Like Popal, Pradhan opted to rebrand shortly after the bankruptcy letter. He was closed for a year due to COVID. He spent that time looking at other burger concepts. But when he did rebrand he had to create recipes on his own—despite his lack of experience. “I just started making my own burgers,” Pradhan said. “Testing it. Trial and error.”
They work so far. He’s dramatically cut from the menu, keeping it to a selection of burgers and chicken and fries. “We know from the reaction we’re getting that what we’re doing is better than Burgerim,” Pradhan said. Food costs are down, too.
But not all is perfect. The Burgerim name remains on the outside of the company’s location and all the interior signage because of a dispute with the landlord. Burgerim wrote many leases with landlords before placing franchises into them—and some landlords will not let the concepts rebrand. Popal has a similar problem with one of his three locations.
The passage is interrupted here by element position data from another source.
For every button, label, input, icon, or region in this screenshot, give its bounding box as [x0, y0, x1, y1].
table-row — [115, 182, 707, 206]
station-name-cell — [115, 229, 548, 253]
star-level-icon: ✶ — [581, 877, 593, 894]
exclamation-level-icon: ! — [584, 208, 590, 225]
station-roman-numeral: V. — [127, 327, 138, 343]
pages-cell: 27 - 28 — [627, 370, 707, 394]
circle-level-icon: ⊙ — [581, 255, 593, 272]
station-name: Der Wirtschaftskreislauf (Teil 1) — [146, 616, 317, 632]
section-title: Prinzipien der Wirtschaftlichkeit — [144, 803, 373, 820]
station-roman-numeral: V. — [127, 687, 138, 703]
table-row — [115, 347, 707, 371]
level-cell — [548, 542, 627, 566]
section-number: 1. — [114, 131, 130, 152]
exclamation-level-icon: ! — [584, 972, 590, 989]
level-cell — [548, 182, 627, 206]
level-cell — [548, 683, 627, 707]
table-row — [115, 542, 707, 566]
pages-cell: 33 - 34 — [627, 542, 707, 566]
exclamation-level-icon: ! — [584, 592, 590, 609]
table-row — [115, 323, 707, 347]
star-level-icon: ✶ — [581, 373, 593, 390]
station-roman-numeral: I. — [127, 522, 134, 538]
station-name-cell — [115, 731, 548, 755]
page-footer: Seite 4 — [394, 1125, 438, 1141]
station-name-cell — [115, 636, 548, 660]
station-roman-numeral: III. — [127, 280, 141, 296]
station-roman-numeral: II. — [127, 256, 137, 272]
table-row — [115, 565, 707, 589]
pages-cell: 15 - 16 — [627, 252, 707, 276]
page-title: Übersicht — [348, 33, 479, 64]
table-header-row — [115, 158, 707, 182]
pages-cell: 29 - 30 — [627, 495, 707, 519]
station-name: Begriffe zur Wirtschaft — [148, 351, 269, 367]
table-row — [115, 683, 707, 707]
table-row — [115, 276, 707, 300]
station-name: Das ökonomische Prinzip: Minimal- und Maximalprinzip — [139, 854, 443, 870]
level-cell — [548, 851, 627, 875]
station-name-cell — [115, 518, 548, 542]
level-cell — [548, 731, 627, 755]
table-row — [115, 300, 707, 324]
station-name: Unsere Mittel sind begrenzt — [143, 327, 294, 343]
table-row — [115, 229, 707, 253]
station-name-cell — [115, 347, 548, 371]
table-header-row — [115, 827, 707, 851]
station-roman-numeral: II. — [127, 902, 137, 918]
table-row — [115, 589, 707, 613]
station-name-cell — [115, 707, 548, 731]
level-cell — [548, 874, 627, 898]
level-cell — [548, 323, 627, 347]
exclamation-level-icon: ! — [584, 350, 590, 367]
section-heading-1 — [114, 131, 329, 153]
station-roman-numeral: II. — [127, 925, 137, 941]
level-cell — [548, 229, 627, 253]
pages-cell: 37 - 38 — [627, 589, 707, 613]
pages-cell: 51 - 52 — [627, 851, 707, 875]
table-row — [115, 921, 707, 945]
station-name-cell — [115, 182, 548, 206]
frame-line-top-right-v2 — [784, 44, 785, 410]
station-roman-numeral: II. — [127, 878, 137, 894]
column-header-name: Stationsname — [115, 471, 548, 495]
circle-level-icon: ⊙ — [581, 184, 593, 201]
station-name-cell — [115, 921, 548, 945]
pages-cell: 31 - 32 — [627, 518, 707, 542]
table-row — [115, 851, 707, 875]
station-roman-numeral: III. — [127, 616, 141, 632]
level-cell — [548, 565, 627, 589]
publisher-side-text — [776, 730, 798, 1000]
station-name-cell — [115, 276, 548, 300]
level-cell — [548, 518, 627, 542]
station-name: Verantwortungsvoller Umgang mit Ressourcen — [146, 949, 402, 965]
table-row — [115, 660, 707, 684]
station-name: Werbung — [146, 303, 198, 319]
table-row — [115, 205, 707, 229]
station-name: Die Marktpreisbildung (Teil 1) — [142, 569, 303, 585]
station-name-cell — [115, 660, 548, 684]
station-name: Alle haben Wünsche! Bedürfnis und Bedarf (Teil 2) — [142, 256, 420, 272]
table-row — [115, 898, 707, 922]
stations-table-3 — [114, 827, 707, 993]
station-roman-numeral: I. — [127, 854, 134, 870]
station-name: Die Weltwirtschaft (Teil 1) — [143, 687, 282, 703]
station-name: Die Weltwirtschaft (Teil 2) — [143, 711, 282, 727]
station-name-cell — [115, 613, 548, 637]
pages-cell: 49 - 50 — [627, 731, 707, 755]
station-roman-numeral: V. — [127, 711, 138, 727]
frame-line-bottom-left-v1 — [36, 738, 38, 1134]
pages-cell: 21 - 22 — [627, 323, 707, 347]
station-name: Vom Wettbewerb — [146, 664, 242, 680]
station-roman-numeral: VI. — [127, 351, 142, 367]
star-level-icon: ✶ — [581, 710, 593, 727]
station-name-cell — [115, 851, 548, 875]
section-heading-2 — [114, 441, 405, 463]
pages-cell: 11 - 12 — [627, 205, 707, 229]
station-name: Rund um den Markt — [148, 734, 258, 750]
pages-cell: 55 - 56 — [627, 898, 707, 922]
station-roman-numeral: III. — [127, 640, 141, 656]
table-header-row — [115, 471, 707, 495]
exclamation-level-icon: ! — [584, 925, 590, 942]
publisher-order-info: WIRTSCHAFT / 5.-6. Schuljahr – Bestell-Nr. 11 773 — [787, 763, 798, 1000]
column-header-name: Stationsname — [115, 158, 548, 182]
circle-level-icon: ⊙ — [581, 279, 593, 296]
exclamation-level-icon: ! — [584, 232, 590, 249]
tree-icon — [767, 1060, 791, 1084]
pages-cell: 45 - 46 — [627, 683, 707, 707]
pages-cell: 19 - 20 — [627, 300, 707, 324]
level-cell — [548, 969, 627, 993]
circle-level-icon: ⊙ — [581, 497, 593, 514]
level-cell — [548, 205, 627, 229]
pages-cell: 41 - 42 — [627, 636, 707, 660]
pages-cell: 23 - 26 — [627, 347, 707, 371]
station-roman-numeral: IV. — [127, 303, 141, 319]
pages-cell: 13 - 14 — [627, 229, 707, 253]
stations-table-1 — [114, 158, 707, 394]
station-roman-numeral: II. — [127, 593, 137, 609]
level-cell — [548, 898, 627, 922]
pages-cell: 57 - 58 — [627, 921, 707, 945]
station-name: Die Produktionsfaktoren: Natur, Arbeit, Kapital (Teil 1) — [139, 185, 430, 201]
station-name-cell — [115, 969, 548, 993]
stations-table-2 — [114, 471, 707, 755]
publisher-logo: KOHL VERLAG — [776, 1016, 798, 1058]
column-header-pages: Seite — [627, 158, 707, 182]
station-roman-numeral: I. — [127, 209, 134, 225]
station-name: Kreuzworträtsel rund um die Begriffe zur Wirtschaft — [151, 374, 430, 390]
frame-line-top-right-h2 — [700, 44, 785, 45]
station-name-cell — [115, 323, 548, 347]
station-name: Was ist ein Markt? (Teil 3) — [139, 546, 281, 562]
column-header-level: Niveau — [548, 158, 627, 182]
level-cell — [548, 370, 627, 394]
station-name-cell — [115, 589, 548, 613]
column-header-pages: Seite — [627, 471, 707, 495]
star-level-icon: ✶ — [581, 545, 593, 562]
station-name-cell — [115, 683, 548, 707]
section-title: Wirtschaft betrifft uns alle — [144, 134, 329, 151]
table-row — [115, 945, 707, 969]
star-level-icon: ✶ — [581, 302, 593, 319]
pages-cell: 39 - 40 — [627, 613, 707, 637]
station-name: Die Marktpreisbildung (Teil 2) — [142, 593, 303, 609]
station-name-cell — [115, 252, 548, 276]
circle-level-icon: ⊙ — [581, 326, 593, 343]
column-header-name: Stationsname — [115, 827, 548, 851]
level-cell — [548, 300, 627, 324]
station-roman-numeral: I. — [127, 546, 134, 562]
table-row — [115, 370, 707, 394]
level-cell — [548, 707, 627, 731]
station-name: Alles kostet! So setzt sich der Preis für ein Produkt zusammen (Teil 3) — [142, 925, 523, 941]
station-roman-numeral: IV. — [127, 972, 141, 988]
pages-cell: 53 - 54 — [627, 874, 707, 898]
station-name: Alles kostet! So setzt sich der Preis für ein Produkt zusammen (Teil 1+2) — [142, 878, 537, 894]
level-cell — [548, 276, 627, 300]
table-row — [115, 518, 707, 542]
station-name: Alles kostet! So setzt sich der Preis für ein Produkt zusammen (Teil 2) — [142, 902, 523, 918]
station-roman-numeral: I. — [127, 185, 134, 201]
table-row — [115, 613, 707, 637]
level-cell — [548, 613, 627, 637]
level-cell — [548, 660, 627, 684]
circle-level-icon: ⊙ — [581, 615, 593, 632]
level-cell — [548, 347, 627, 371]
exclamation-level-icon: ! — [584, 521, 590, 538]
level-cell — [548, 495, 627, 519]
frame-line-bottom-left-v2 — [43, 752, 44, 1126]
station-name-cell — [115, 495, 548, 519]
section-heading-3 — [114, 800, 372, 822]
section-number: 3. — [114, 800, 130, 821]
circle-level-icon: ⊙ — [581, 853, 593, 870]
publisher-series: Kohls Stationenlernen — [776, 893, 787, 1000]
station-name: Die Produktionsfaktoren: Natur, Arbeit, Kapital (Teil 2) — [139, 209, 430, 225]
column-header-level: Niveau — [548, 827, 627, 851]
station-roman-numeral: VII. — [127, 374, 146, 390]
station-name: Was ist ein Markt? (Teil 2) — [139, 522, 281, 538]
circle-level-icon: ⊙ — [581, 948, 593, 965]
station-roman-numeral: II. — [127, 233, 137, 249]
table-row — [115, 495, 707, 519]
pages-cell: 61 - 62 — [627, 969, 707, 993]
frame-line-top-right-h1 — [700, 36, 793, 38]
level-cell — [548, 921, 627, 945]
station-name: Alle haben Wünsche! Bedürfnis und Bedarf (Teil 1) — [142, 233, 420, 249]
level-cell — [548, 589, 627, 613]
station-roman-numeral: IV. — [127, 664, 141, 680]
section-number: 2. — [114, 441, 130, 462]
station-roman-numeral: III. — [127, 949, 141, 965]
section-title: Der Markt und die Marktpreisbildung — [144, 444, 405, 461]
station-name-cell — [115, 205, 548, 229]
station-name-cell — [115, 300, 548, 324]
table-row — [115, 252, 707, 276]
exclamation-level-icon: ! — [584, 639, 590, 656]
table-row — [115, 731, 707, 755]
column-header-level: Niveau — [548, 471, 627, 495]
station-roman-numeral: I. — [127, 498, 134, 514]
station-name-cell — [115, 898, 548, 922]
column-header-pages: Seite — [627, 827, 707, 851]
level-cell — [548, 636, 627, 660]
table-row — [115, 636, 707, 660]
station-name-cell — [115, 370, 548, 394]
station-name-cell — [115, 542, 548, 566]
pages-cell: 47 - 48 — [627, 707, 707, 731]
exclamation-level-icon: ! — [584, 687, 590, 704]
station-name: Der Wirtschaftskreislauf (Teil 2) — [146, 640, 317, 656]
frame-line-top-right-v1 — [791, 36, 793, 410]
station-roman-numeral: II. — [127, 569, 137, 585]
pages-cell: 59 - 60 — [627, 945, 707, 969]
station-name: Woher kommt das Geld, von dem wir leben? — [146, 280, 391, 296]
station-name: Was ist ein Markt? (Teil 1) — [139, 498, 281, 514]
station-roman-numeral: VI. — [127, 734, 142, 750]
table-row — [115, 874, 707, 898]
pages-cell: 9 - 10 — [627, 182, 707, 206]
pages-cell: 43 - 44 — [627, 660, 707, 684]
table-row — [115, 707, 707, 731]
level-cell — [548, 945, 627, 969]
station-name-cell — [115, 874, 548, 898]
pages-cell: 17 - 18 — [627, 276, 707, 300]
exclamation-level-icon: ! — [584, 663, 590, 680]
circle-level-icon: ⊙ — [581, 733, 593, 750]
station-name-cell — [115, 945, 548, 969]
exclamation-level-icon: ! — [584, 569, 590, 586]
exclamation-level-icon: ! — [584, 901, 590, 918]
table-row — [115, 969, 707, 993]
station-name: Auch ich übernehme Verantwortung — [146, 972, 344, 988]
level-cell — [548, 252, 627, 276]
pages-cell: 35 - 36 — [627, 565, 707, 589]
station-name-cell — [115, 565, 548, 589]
Pradhan has also found that the mall location isn’t bringing the traffic that was promised and cannot accommodate delivery used by operators such as Carrier. He may reopen his concept somewhere else with the Burgers n Bites name, but it will be a different type of location.
“If I had a gun to my head and I was forced to choose a mall location,” he said, “I might choose the gun.”
Burgerim operators who have created their own brands have taken various routes to get there. Some, like Pradhan, developed the recipes themselves. Popal worked alongside a food consultant for iniBurger’s recipes.
The company uses freebies and limited-time offers to see what works and makes changes based on the response. “Even today, we’re continuing to make small edits,” he said, noting that iniBurger has been open for a year. “We see what fits the profile better as we ask consumers what they think of this or what they think of that.”
Carrier said the pandemic last year provided enough of a slowdown in sales to enable him to take his time building Sizl Burger.
Carrier took some unprofitable items off the menu, including a trio of 3-ounce burgers sold for $12 in total. He said they proved too good a deal for people and took away from the sales of single quarter-pound burgers that are more profitable. He also got rid of party boxes and cut down the menu—though he kept more items than others and added a wild game menu including bison burgers and wild boar.
He found a local supplier for Angus beef and added a smashburger too the menu similar to the one developed by MrBeast Burger.
Carrier also got the family involved. The chain’s logos, uniforms and signage were developed by his son, daughter and nephew. “Luckily in my family they’ve got a lot of children,” he said. His biggest challenge was taking over control of the location on Google and social media platforms from the company.
As for customers, Carrier said the response has been good, though he acknowledges that some were upset by the menu changes, notably the removal of the Trio and the party boxes. But he said reviews have been good since.
Carrier now has a line on a location in downtown Reno with two kitchens, one that will be devoted to virtual brands like MrBeast and the other his own concept. He is already considering another one.
“My goal is to have three-to-four locations in the next 12 months in the Reno-Sparks area,” he said. “Then we can go down into Las Vegas and Boise.”
“We were put into this situation because of the situation with Burgerim,” Carrier added. “There’s no going back now. We’ve just got to do what we’ve got to do to make our brand successful.”